Le Musée Sergueï Essenine à Tachkent recherche un conservateur

Le Musée Sergueï Essenine est le second musée littéraire à Tachkent, après le musée Alicher Navoï, grand poète ouzbek du XVème siècle (1441-1501). Malgré sa petite superficie, à peine 183 m², le musée Essenine contribue pour beaucoup à la vie culturelle de la capitale ouzbèke.


L’avenue Pouchkine, centrale et proche de ce musée, a récemment perdu son nom déjà pourtant bicentenaire. Son nom actuel est inconnu de la quasi-totalité des Tachkentois. En revanche, l’impasse dans laquelle se trouve le musée lui-même a conservé son appellation d’origine, à savoir « Léon Tolstoï ».
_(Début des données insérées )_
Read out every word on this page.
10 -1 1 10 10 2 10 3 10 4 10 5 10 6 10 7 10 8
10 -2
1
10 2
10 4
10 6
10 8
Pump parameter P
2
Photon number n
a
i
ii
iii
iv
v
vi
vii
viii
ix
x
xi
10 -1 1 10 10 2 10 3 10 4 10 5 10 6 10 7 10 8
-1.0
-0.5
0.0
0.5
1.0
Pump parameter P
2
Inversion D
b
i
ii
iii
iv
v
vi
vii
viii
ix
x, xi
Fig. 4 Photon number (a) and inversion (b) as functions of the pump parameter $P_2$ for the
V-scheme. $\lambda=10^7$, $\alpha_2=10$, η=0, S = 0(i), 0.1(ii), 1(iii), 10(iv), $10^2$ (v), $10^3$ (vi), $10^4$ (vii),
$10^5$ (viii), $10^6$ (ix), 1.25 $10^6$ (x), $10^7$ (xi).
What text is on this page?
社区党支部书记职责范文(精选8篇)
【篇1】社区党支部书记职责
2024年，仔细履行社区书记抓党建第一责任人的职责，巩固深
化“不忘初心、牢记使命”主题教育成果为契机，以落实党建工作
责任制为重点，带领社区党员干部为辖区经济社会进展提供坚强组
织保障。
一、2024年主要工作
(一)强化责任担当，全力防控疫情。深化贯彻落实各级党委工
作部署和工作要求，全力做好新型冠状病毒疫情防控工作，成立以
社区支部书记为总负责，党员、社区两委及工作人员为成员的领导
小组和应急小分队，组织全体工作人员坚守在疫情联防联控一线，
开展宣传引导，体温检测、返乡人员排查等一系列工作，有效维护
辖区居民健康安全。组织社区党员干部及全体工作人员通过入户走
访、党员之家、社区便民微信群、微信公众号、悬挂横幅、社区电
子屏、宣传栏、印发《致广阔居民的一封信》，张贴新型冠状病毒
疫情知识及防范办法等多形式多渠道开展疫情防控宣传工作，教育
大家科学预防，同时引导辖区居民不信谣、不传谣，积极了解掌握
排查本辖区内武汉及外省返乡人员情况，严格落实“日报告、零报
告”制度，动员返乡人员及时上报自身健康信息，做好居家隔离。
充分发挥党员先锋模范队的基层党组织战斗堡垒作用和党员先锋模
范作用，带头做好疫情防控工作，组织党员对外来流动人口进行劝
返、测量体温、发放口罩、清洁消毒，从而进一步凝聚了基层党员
A première vue, ce musée n’a aucune raison objective d’exister : Sergueï Essenine[1] n’a passé qu’une vingtaine de jours, du 14 mai au 3 juin 1921, à Tachkent et à Samarcande, et n’a rien écrit sur son voyage au Turkestan[2]. Néanmoins, cette institution existe et, qui plus est, en tant que musée académique fonctionnant grâce aux deniers de l'État ouzbek.

Selon ses deux conservateurs, Olga Tchebotariova et Boris Golender, c’est justement Tachkent, et non pas Bakou, où Essenine s'est rendu assez souvent en 1924 et 1925, qui a influencé la composition de ses fameux « Motifs Persans » (1925), réminiscence des « Motifs Turkestanais » de son ami, le poète paysan Alexandre Chiriaïevets[3] résidant au Turkestan.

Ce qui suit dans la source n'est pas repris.